Стульев не было, так что все сидели кто на чём. Какой-то седой дедуся из отдела Абсолютного Знания восседал на старинном медном арифмометре. Володя Почкин делил крохотную табуретку с престарелым колдуном Неунывай-Дубино из отдела научного атеизма. Корнееву повезло: его перетащило вместе с креслом. Привалову повезло меньше: вводилка, на которой он сидел, осталась в лаборатории.
Он беспомощно оглянулся и вдруг почувствовал, что в икру ему что-то упирается. Оглянувшись, он увидел косо срезанный пень, растущий прямо из паркетного пола. Видимо, кто-то из сильных магов сжалился над ним и организовал для него место. Решив, что дарёному коню в зубы не смотрят, Привалов осторожно опустился на пень. Тот оказался неожиданно удобным.
Внезапно все замолчали — ровно так, как бывает в случае применения заклятья Абсолютной Тишины.
На трибуне материализовался замдиректора по административно-хозяйственной частьи Модест Матвеевич Камноедов. Его лоснящаяся физиономия была полна, как супница, торжественной скорби. Чего было больше, скорби или торжества, сказать было затруднительно — и того и другого хватало с избытком.
— Товарищи и граждане! — зычный голос завхоза заполнил зал.
— Господа и мадамы! — съегозульничал кто-то из передних рядов.
— Вы это прекратите, это вам не балаган, — сказал Модест Матвеевич грозно, но не вполне уверенно. Привалову почему-то вспомнилось жиакомовское "господа".
Кто-то захихикал. Модест сурово посмотрел в зал. Хихиканье тут же прекратилось: хозяйственник был крут и шутливых не любил.
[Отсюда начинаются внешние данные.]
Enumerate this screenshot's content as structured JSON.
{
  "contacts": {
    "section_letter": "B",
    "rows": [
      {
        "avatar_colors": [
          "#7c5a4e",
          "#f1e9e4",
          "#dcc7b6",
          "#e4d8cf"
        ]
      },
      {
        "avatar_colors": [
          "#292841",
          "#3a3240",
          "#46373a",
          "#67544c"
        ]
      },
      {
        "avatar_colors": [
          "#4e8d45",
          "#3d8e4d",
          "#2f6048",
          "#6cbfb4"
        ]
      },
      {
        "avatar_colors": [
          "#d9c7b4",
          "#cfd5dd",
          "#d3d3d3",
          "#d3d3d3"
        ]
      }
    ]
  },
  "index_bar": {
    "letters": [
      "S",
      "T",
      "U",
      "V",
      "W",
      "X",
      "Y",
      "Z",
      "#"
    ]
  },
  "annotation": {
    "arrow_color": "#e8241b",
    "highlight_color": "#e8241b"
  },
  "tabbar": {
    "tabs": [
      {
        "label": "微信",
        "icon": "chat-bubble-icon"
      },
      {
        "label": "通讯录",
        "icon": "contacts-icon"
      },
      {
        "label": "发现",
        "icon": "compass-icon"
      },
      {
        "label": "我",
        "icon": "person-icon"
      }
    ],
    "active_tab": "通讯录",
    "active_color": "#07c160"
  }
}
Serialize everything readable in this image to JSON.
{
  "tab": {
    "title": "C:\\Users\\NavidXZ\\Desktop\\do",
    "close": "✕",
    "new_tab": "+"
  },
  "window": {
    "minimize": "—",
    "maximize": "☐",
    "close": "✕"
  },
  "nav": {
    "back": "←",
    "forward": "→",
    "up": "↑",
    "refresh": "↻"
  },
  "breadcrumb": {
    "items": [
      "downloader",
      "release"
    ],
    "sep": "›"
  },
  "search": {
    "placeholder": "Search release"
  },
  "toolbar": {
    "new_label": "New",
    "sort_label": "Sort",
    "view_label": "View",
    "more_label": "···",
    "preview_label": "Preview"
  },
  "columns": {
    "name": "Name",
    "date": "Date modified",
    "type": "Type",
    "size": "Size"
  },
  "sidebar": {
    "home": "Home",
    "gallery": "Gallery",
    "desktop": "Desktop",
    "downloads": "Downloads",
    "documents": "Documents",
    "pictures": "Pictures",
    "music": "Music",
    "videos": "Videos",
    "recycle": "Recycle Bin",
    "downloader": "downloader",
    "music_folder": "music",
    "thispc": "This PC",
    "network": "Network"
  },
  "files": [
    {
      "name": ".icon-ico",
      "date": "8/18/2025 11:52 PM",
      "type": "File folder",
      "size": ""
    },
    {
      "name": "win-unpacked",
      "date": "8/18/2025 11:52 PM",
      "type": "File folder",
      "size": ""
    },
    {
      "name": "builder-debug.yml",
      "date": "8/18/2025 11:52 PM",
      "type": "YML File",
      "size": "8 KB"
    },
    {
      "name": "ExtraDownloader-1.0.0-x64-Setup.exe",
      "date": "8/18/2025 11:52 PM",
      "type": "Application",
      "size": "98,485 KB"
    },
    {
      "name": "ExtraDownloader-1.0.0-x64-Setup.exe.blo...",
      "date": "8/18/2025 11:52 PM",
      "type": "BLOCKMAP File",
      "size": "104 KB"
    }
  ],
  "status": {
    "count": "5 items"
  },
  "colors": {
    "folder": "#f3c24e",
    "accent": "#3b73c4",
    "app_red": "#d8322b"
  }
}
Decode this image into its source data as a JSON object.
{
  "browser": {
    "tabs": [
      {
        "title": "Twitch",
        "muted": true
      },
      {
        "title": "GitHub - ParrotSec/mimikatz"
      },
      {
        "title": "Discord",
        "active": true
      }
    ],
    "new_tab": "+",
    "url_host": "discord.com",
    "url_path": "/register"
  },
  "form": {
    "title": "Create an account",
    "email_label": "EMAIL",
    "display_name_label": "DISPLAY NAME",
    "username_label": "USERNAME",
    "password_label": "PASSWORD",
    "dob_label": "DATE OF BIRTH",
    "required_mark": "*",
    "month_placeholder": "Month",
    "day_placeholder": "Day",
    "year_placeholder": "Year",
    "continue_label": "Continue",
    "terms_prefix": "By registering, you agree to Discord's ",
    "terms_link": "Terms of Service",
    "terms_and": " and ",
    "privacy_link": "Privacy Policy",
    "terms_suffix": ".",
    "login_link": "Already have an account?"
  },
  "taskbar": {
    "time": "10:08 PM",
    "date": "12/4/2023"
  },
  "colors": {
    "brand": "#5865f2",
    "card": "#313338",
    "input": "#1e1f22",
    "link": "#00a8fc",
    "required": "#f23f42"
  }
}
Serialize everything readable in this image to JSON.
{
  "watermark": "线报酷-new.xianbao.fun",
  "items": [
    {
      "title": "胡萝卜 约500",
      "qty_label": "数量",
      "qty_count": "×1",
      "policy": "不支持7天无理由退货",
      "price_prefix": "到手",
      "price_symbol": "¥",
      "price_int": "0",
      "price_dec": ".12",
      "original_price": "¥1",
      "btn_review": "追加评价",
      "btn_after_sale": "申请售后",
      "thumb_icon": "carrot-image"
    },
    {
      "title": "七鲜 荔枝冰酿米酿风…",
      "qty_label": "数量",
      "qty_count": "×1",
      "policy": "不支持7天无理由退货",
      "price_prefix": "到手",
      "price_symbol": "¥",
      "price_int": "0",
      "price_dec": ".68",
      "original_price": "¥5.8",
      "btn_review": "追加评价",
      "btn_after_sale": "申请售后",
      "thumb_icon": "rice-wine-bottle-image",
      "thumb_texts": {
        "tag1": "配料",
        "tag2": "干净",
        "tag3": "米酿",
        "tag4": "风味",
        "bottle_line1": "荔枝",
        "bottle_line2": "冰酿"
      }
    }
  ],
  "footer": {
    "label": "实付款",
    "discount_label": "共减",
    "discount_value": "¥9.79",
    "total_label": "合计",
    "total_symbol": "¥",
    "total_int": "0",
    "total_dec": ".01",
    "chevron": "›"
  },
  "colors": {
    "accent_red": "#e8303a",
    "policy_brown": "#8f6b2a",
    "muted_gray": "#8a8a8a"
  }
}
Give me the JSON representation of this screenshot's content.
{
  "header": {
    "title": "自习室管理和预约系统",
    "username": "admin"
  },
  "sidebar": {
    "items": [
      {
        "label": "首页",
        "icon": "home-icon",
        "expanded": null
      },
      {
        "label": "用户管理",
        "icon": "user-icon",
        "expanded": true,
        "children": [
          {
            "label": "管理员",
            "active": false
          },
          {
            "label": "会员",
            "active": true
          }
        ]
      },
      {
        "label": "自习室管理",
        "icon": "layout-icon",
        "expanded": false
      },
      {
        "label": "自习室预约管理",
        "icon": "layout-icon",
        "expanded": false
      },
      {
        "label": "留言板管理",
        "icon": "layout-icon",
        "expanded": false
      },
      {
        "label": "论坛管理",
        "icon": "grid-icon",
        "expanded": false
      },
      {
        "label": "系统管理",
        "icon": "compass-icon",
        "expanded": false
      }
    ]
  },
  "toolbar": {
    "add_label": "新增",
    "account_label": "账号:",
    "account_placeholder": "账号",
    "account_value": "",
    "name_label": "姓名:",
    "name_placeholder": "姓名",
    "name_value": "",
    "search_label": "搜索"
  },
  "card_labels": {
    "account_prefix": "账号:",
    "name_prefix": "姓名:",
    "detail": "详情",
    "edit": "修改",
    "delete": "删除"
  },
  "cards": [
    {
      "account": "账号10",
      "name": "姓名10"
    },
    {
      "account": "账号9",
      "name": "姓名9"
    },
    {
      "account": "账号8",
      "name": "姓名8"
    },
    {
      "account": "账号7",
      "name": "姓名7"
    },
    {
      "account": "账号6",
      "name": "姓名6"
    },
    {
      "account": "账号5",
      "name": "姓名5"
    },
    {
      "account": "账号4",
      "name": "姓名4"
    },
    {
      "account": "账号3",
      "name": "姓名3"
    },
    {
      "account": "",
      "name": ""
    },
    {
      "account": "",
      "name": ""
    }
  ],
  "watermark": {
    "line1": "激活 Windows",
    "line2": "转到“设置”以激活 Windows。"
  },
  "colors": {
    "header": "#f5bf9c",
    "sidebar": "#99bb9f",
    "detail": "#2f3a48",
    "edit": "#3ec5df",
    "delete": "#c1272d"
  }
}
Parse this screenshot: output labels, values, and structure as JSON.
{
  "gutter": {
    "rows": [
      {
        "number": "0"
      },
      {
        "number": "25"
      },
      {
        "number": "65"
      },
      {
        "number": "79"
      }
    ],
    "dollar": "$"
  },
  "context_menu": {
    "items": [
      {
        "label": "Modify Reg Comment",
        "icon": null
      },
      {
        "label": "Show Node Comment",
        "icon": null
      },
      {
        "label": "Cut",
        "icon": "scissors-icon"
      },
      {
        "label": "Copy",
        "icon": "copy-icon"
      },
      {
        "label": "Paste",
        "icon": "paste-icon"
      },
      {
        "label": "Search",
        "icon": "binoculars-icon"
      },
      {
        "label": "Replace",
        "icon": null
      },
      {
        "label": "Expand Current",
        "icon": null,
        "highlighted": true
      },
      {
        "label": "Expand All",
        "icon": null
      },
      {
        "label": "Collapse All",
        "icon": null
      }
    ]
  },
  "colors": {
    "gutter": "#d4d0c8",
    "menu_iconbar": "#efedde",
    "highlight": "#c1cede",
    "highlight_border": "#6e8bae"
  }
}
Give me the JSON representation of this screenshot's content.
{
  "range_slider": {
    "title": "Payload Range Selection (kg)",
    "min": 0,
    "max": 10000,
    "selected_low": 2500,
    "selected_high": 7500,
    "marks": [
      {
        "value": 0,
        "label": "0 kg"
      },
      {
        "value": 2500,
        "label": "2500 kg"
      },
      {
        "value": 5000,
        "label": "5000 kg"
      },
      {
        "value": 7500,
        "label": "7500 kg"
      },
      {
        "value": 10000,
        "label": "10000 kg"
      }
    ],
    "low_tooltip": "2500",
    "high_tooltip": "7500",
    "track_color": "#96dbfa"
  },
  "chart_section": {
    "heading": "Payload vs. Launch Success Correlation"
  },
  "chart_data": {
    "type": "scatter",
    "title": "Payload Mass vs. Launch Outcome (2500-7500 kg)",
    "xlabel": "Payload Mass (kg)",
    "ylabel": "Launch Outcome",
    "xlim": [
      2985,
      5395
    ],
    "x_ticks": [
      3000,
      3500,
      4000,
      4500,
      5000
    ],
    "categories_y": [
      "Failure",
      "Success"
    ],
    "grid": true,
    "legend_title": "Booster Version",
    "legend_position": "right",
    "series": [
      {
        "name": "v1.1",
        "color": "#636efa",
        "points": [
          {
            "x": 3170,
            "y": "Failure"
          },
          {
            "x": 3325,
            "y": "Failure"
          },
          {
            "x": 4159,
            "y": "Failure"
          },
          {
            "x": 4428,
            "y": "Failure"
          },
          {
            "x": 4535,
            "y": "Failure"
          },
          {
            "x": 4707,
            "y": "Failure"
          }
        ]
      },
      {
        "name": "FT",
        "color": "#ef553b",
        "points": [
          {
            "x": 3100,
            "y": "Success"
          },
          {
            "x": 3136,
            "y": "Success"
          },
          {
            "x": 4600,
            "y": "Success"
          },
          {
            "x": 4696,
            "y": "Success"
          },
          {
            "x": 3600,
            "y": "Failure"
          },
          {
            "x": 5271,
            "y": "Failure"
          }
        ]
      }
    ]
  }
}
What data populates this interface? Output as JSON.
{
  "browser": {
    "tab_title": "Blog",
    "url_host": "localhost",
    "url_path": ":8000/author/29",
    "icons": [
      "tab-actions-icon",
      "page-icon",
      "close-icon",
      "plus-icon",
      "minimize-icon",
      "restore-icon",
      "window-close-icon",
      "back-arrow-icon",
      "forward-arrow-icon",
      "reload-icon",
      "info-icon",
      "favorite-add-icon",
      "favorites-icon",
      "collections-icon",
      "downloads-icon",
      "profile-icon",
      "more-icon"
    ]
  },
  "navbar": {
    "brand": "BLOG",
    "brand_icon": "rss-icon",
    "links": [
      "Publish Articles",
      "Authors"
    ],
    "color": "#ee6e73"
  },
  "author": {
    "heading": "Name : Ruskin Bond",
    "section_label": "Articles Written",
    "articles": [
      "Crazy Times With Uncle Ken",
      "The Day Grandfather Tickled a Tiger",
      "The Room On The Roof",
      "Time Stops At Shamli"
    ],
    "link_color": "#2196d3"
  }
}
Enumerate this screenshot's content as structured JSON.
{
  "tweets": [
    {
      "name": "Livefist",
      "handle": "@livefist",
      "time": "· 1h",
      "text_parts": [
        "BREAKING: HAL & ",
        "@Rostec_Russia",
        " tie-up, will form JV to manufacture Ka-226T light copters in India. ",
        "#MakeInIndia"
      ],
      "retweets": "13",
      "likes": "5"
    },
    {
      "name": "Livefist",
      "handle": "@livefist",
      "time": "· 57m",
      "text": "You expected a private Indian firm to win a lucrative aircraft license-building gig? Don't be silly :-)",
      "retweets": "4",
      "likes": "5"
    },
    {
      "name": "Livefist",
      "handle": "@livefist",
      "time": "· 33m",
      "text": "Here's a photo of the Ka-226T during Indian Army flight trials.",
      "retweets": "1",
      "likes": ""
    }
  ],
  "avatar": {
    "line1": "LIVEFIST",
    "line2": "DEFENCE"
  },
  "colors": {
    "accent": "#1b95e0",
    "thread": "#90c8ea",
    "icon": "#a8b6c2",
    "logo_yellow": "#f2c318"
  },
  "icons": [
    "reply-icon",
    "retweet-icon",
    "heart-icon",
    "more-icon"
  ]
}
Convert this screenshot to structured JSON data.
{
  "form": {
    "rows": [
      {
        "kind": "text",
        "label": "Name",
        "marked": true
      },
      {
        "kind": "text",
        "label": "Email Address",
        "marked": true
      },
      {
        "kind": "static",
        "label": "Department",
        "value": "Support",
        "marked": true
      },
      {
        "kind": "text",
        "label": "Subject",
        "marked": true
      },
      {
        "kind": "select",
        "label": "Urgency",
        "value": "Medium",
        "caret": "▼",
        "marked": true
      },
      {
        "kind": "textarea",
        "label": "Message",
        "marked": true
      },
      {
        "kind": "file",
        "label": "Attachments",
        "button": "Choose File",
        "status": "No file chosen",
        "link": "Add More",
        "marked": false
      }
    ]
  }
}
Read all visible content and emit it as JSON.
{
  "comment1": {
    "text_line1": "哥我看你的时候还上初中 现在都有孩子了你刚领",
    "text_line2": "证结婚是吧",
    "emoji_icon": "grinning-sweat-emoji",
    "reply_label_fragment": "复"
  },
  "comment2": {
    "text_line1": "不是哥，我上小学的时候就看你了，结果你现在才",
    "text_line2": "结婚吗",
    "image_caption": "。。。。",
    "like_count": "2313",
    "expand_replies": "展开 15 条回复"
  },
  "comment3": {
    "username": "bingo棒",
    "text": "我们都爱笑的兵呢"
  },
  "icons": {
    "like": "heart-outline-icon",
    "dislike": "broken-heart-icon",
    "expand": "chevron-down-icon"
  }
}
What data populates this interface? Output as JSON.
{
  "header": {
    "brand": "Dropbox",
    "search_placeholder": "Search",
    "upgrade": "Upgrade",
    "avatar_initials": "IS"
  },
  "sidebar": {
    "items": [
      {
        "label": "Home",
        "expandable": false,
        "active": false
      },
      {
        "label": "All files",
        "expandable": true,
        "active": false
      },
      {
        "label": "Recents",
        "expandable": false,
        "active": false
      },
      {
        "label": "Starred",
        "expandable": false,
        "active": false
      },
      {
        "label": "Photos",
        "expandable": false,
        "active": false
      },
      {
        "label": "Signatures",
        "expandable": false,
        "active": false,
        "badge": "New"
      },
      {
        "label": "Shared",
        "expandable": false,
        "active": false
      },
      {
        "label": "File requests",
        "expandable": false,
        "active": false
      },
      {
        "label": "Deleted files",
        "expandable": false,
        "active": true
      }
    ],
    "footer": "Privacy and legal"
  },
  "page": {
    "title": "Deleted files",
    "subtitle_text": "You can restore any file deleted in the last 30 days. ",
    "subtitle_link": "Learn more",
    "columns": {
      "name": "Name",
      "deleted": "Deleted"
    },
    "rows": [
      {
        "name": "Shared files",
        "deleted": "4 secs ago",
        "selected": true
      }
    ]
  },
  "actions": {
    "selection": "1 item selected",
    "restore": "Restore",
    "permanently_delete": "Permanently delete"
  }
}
— У меня срочное информационное сообщение, — продолжил тем временем Модест. — Директор Института, Янус Полуэктович Невструев, сегодня в полночь, э-э-э...
— Эмигрировал? — снова донеслось из передних рядов.
Все ожидали, что Модест на сей раз разгневается. Вместо этого сотрудники увидели редчайшее зрелище — растерянность на лице завхоза.
— В каком-то аксепте, — наконец, выдавил он из себя. — В хорошем смысле, — добавил он быстро.
— Это как? — заинтересовался неугомонный товарищ в первом ряду.
— Вы это прекратите, — повторил Модест. — Согласно штатного расписания и изысканиям наших отечественных учёных, — начал он, — директор НИИ ЧАВО, товарищ Янус Полуэктович Невструев, существовал в двух экземплярах. Как было установлено компетентными органами, это происходило от того, что второй экземпляр директора двигался во времени назад, тем самым создавая эффект контрамоции, то есть движения во времени взад. Доступно?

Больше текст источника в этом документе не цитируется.